Friday, March 4, 2016

Video demo of my Sign-language project

This project convert sign-language / gestures to speech. You can read more about it on github or in my site. I just uploaded a video demo of the project. Feel free to comment.

Monday, February 29, 2016

docker-compose in production

Deployment sucks! I'm not a dev ops / sys admin type of person, and every time I'm into deploying a web project I start to rethink the whole process and get confused. Recently, I decided to restart the work on one of my older django projects, Xteams, and one of the first tasks was to migrate it from heroku to my VPS - a digital ocean droplet. Don't get me wrong, heroku is great, but I'm already paying 5 bucks per month to digital ocean, where I host all of my web projects, and the single web dyno that heroku gives for free is a real limitation.
Before starting to migrate the project, I decided about the following deployment requirements:
  1. I want a consistent production environment, with the fewest possible system wide dependencies, mainly due to...
  2. I have several projects already deployed to this VPS, so I need a production environment which will play nice with them both in term of dependencies and in hostname routing (resolving foo.com and bar.com to their respective ports / apps).
  3. Staging and production environments should be as similar as possible, and I want to be able to run the staging environment on my local machine.
  4. Moreover, if I can utilize parts of the production configurations for development - like DB / job queue and workers - it's even better.
  5. Keep deployment scripts to the bare minimum.
  6. Not over-engineer the issue.

Dokku

I liked heroku. Deploying is really easy, and if I can accomplish a task using git alone I will probably do it that way :-) So I checked dokku. It clearly solves the first requirement easily: apart from dokku itself there is no system wide configuration and dependencies to worry about. It also solves issues 5 and 6 really nicely: the deployment is done by pushing to remote repository and production specific configurations (or secrets) can be added with environment variables, which I like. On the other hand, I'm not sure if dokku would play nicely with my other projects, there is no way to run an environment similar to production locally, and I can't reuse components for development.

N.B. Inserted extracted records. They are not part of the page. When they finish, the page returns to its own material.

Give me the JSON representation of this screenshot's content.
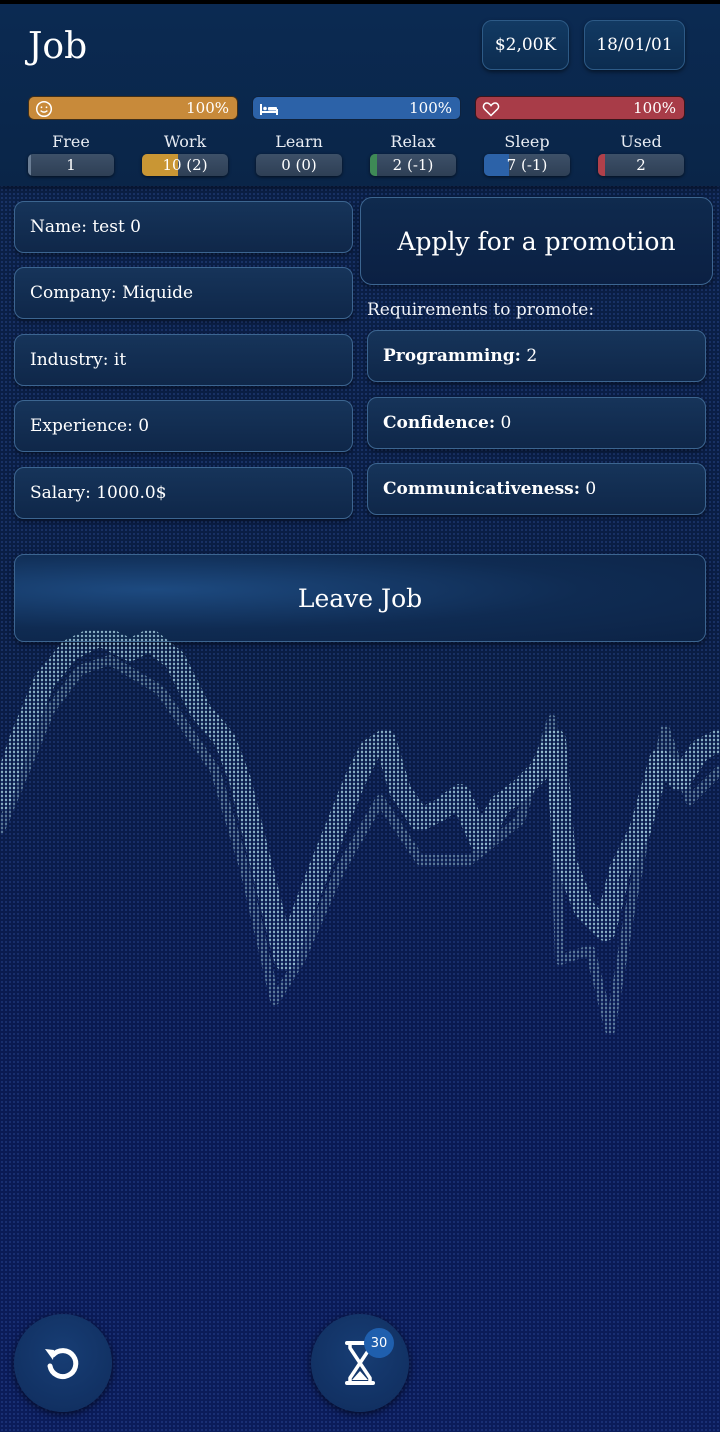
{
  "header": {
    "title": "Job",
    "money": "$2,00K",
    "date": "18/01/01"
  },
  "stats": {
    "happiness": {
      "icon": "smiley-icon",
      "percent": "100%",
      "color": "#c88a3a",
      "level": 1.0
    },
    "energy": {
      "icon": "bed-icon",
      "percent": "100%",
      "color": "#2c62a8",
      "level": 1.0
    },
    "health": {
      "icon": "heart-icon",
      "percent": "100%",
      "color": "#a83c48",
      "level": 1.0
    }
  },
  "time": [
    {
      "label": "Free",
      "value": "1",
      "color": "#6a7d94",
      "level": 0.04
    },
    {
      "label": "Work",
      "value": "10 (2)",
      "color": "#c99634",
      "level": 0.42
    },
    {
      "label": "Learn",
      "value": "0 (0)",
      "color": "#6a7d94",
      "level": 0.0
    },
    {
      "label": "Relax",
      "value": "2 (-1)",
      "color": "#3e8a56",
      "level": 0.08
    },
    {
      "label": "Sleep",
      "value": "7 (-1)",
      "color": "#2c62a8",
      "level": 0.29
    },
    {
      "label": "Used",
      "value": "2",
      "color": "#b0404a",
      "level": 0.08
    }
  ],
  "job": {
    "name": "Name: test 0",
    "company": "Company: Miquide",
    "industry": "Industry: it",
    "experience": "Experience: 0",
    "salary": "Salary: 1000.0$"
  },
  "promotion": {
    "button": "Apply for a promotion",
    "requirements_label": "Requirements to promote:",
    "requirements": [
      {
        "skill": "Programming:",
        "value": "2"
      },
      {
        "skill": "Confidence:",
        "value": "0"
      },
      {
        "skill": "Communicativeness:",
        "value": "0"
      }
    ]
  },
  "leave_button": "Leave Job",
  "footer": {
    "undo_icon": "undo-icon",
    "hourglass_icon": "hourglass-icon",
    "hourglass_badge": "30"
  }
}
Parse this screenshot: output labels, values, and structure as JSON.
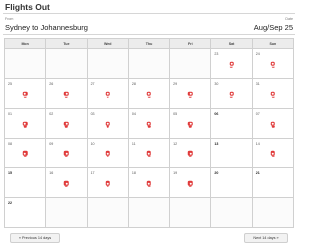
{
  "header": {
    "title": "Flights Out",
    "route_label": "From",
    "date_label": "Date",
    "route": "Sydney to Johannesburg",
    "dates": "Aug/Sep 25"
  },
  "calendar": {
    "weekdays": [
      "Mon",
      "Tue",
      "Wed",
      "Thu",
      "Fri",
      "Sat",
      "Sun"
    ],
    "weeks": [
      [
        {
          "day": "",
          "flight": false
        },
        {
          "day": "",
          "flight": false
        },
        {
          "day": "",
          "flight": false
        },
        {
          "day": "",
          "flight": false
        },
        {
          "day": "",
          "flight": false
        },
        {
          "day": "23",
          "flight": true
        },
        {
          "day": "24",
          "flight": true
        }
      ],
      [
        {
          "day": "25",
          "flight": true
        },
        {
          "day": "26",
          "flight": true
        },
        {
          "day": "27",
          "flight": true
        },
        {
          "day": "28",
          "flight": true
        },
        {
          "day": "29",
          "flight": true
        },
        {
          "day": "30",
          "flight": true
        },
        {
          "day": "31",
          "flight": true
        }
      ],
      [
        {
          "day": "01",
          "flight": true
        },
        {
          "day": "02",
          "flight": true
        },
        {
          "day": "03",
          "flight": true
        },
        {
          "day": "04",
          "flight": true
        },
        {
          "day": "05",
          "flight": true
        },
        {
          "day": "06",
          "flight": false
        },
        {
          "day": "07",
          "flight": true
        }
      ],
      [
        {
          "day": "08",
          "flight": true
        },
        {
          "day": "09",
          "flight": true
        },
        {
          "day": "10",
          "flight": true
        },
        {
          "day": "11",
          "flight": true
        },
        {
          "day": "12",
          "flight": true
        },
        {
          "day": "13",
          "flight": false
        },
        {
          "day": "14",
          "flight": true
        }
      ],
      [
        {
          "day": "15",
          "flight": false
        },
        {
          "day": "16",
          "flight": true
        },
        {
          "day": "17",
          "flight": true
        },
        {
          "day": "18",
          "flight": true
        },
        {
          "day": "19",
          "flight": true
        },
        {
          "day": "20",
          "flight": false
        },
        {
          "day": "21",
          "flight": false
        }
      ],
      [
        {
          "day": "22",
          "flight": false
        },
        {
          "day": "",
          "flight": false
        },
        {
          "day": "",
          "flight": false
        },
        {
          "day": "",
          "flight": false
        },
        {
          "day": "",
          "flight": false
        },
        {
          "day": "",
          "flight": false
        },
        {
          "day": "",
          "flight": false
        }
      ]
    ]
  },
  "nav": {
    "prev_label": "« Previous 14 days",
    "next_label": "Next 14 days »"
  },
  "colors": {
    "flight_icon": "#e03a3a",
    "header_row": "#ececec",
    "grid_line": "#d0d0d0"
  }
}
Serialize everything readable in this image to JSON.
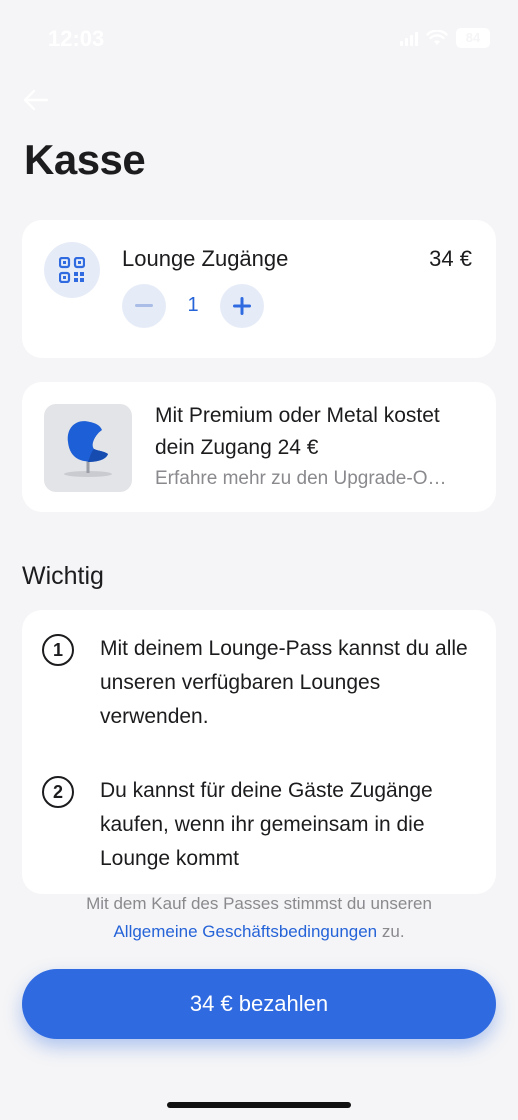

Deployment scripts (like ansible / fabric)

Almost a year ago I read Harry Percival's great book "TDD with Python". He teaches how to automate deployment with ansible. I managed to deploy the sample app for the book and later I used the same technique to deploy one more django app of mine. However, I really don't like this approach. It seems very fragile, touching too many configurations too often, making me afraid about my other projects on the server. It's a lot of work too, and work that I can't reuse for development. Overall, I feel that it only answer requirement 3 and 6. The rest are not even close to be answered.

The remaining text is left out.